Mapos, Mamuju – Bapperida Provinsi Sulawesi Barat mengikuti Workshop Studi Pembelajaran Penjabat Kepala Daerah Mendorong Perbaikan Layanan Dasar di Masa Transisi Pilkada secara virtual pada Rabu, 10 Desember 2025.
Workshop ini diselenggarakan oleh Pusat Fasilitasi Kerja Sama Sekretariat Jenderal Kementerian Dalam Negeri.
Plt. Kepala Bapperida Sulbar, Darwis Damir menugaskan Perencana Ahli Pertama, Dewi Hardyanti Lukman untuk mengikuti workshop ini.
Workshop ini bertujuan untuk menggali pengalaman, strategi penyelesaian masalah, serta praktik baik dari Penjabat (PJ) Kepala Daerah yang ditugaskan oleh Kementerian Dalam Negeri.
Kegiatan ini menjadi wadah refleksi, evaluasi kebijakan, sekaligus forum berbagi inovasi dalam peningkatan kualitas layanan dasar, khususnya di sektor pendidikan dan Kesehatan, Sosial dan Pelayanan Air Minum/ Air Bersih.
“Urgensinya untuk self reflection & benchmark bagi para PJ dimasa mendatang apabila skenario yang sama terulang sekaligus bahan pembelajaran.” Jelas Dewi Lukman.

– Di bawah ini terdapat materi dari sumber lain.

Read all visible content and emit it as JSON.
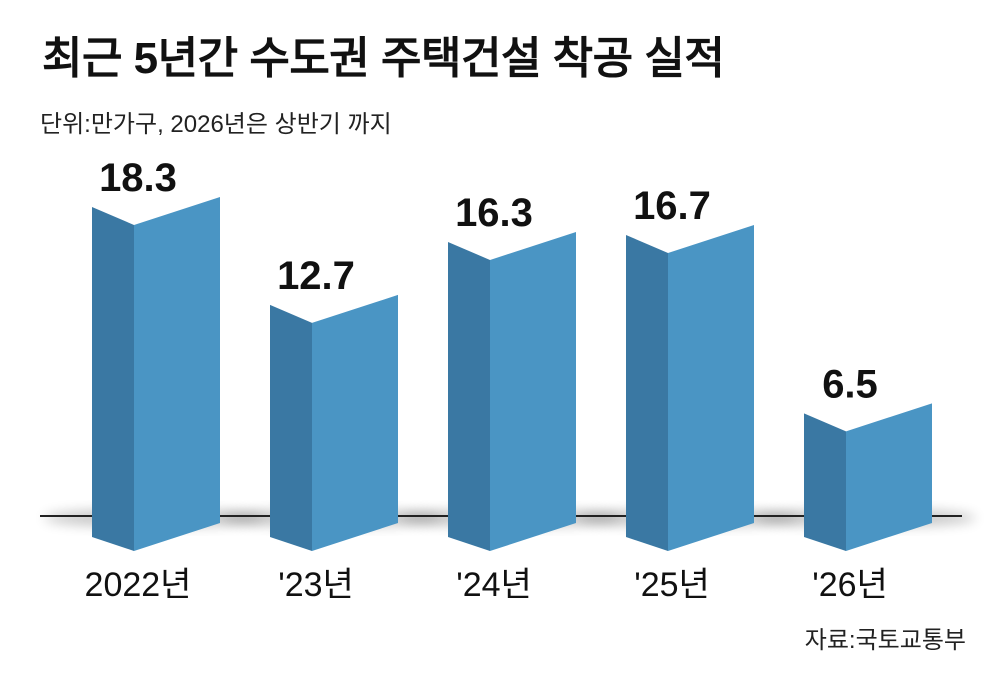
{
  "title": "최근 5년간 수도권 주택건설 착공 실적",
  "subtitle": "단위:만가구, 2026년은 상반기 까지",
  "source": "자료:국토교통부",
  "colors": {
    "bar_front": "#4a95c4",
    "bar_side": "#3a78a3",
    "bar_top": "#ffffff",
    "baseline": "#222222"
  },
  "chart_data": {
    "type": "bar",
    "categories": [
      "2022년",
      "'23년",
      "'24년",
      "'25년",
      "'26년"
    ],
    "values": [
      18.3,
      12.7,
      16.3,
      16.7,
      6.5
    ],
    "value_labels": [
      "18.3",
      "12.7",
      "16.3",
      "16.7",
      "6.5"
    ],
    "title": "최근 5년간 수도권 주택건설 착공 실적",
    "xlabel": "",
    "ylabel": "",
    "unit": "만가구",
    "ylim": [
      0,
      18.3
    ],
    "grid": false,
    "legend": "none",
    "style": "3d-bars"
  }
}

Dalam Workshop, Perwakilan dari Sulawesi Barat menyampaikan capaian inovatif dari PJ Gubernur sebelumnya, seperti program Peningkatan Penanganan Stunting melaui pemberian Makanan Tambahan, Gerakan Ayo Ke Posyandu yang bekerjasama dengan berbagai Pihak. Selain itu ada Program Pemberian 1000 Beasiswa bagi Masyarakat. Kedua program ini terbukti meningkatkan akses pendidikan dan layanan kesehatan, yang hingga kini masih berjalan dan memberi manfaat nyata bagi masyarakat Sulawesi Barat.
Dalam Diskusi juga disampaikan oleh Bapperida Sulbar bahwa berbagai Inovasi yang dilaksanakan pada 3 Periode Penjabat Gubernur dalam Bidang Sosial, khususnya dalam penanganan Kemiskinan Ekstrem.
“Berbagai intervensi telah dilakukan diantaranya melalui Bantuan Sosial, Perluasan Kesempatan Kerja melalui Padat Karya serta Pengembangan Lini Bumdes pada Daerah Transmigrasi Sebagai Upaya Penurunan Kemiskinan Kerjasama dengan perbankan (Bank Sulselbar) melalui studi kelayakan Berupa Pinjaman KUR dari BPD Sulselbar Untuk Bidang Usaha Bumdes, Pertanian, Perikanan dan Peternakan.” terangnya.
Perencana Bapperida Sulbar ini juga menyampaikan bahwa penjelasan detail dari Inovasi-inovasi tersebut telah disampaikan setiap triwulanan dalam Laporan Kinerja PJ Gubernur yang disampaikan ke Itjen kemendagri.
Kegiatan ini dihadiri oleh perwakilan daerah yang pernah dipimpin oleh PJ dari Kemendagri. Dari Sulawesi Barat, hadir, dari Sulbar dihadiri
• BAPPERIDA Sulawesi Barat
• Biro Tata Pemerintahan (Tapem)
• Dinas Tanaman Pangan, Hortikultura dan Perkebunan (DTPHP)
Dalam Focus Group Discussion (FGD), juga disampaikan tindak lanjut berupa:
• Serial Podcast dan Wawancara Mendalam dengan PJ Kepala Daerah terpilih untuk menggali strategi, inovasi, dan praktik baik.
• Kunjungan ke Daerah Terpilih untuk mendokumentasikan implementasi program unggulan secara langsung, sekaligus memperkuat pembelajaran bagi PJ di masa mendatang.
Plt. Kepala Bapperida Sulbar, Darwis Damir menyambut baik kegiatan workshop ini. Ia berharap para peserta dapat saling berbagai praktik baik dan berkolaborasi untuk saling memajukan daerah, terutama dalam mewujudkan pelayanan dasar yang berkualitas bagi masyarakat sebagaimana misi Gubernur Suhardi Duka dan Wakil Gubernur Salim S. Mengga.